Páginas brancas sem fim
Escritas por um qualquer serafim
Tim-tim por tim-tim.
Em final de turno
Todo ele é fiel e corno
À espera do maldito abono.

Num Teatro sem lema
Somos todos cabaré.
A mim só me falta o tema
Para me fazerem rir de pé - em rodapé.

sábado, 23 de setembro de 2017

Está velho. Muito velho. A voz dele ao telefone tem um timbre parecido com aquela que me lembro, mas o tremer e a ponta aguda que ouço fazem-me olhar para dentro e ver o vazio nos olhos. Aquele vazio que me proibiu sequer pensar em casar. Que me fez, a certa altura, sentir incapaz de ter uma família, assentar, e adoptar os meus sobrinhos como filhos, como se o pacto fosse nítido para todos.

As razões são tantas, que só me comecei a lembrar da minha infância quando tinha cerca de vinte anos. Era um terror, uma guerra santa todos os dias, contraponto o anjo que era quando estava sóbrio. A minha mãe era o seu martírio, o qual lutava com todas as forças que tinha, para não nos deixar naufragar.

Lembro-me de estar no colo da minha mãe, antes de entrarmos em casa do prédio de dez andares, nós no topo. Levar por tabela é ser-se complacente com aquilo que senti quando, naquele dia, como se de um trovão se tratasse, me lembrei desse episódio. E com esse vieram tantos... tantos que nunca falei sobre eles. Era como se o um oceano tivesse caído sobre mim.
Talvez esteja na altura de procurar um profissional, como diz a minha mãe, quando me vê bloquear cada vez que O assunto é assunto.

Recordo-me nitidamente de o sentir velho, muito velho, tão velho... que finalmente teve a coragem de, pela primeira vez, nos dizer que tem saudades nossas e que gosta muito de nós. Parecem estar mesmo aí: as portas profundas do abismo apaziguador.

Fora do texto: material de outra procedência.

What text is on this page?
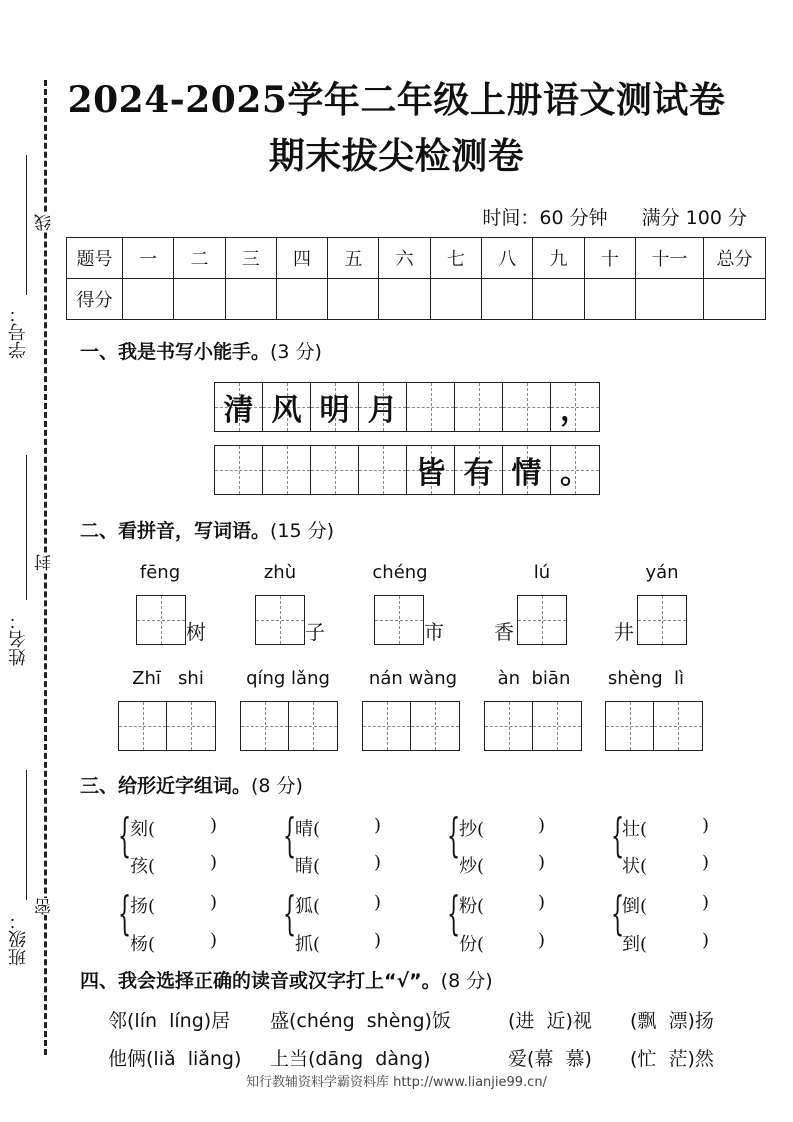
2024-2025学年二年级上册语文测试卷
期末拔尖检测卷
时间：60 分钟 满分 100 分
线
封
密
学号：
姓名：
班级：
题号	一	二	三	四	五	六	七	八	九	十	十一	总分
得分												
一、我是书写小能手。(3 分)
清 风 明 月	，
皆 有 情 。
二、看拼音，写词语。(15 分)
fēng	zhù	chéng	lú	yán
树	子	市	香	井
Zhī   shi	qíng lǎng	nán wàng	àn  biān	shèng  lì
三、给形近字组词。(8 分)
{
刻(	)
孩(	)
{
晴(	)
睛(	)
{
抄(	)
炒(	)
{
壮(	)
状(	)
{
扬(	)
杨(	)
{
狐(	)
抓(	)
{
粉(	)
份(	)
{
倒(	)
到(	)
四、我会选择正确的读音或汉字打上“√”。(8 分)
邻(lín  líng)居 盛(chéng  shèng)饭	(进  近)视 (飘  漂)扬
他俩(liǎ  liǎng) 上当(dāng  dàng)	爱(幕  慕) (忙  茫)然
知行教辅资料学霸资料库 http://www.lianjie99.cn/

É isso que me traz de volta a estas páginas. Este meu diário semi-anónimo dá-me um alívio difícil de explicar.

Para completar, o meu irmão disse-me que, em conversa com ele, a explicação para uma vida em tormento foi: depois da guerra, nunca mais foi capaz de ver o bem no ser humano. Eram todos maus, até os próprios irmãos .


E isso, descontrolou-me o peito. O peso dos genes pedrefica-me.

quinta-feira, 7 de setembro de 2017

Não ter nenhum tipo de rancor, não desejar nada de mal, aliás, sorrir por a saber feliz e tornar-se naquilo tudo que sonhamos ser, juntos, dá-me uma alegria enorme. Li em algum sítio que almas gémeas só se encontram para dizer olá.

E depois chego a casa, à nova casa, com um quintal enorme, e as frutas já lá, e os legumes na minha cabeça, depois de já lá andarmos a lavrar, e o cansaço que era diário passa a só vir de quando em vez. 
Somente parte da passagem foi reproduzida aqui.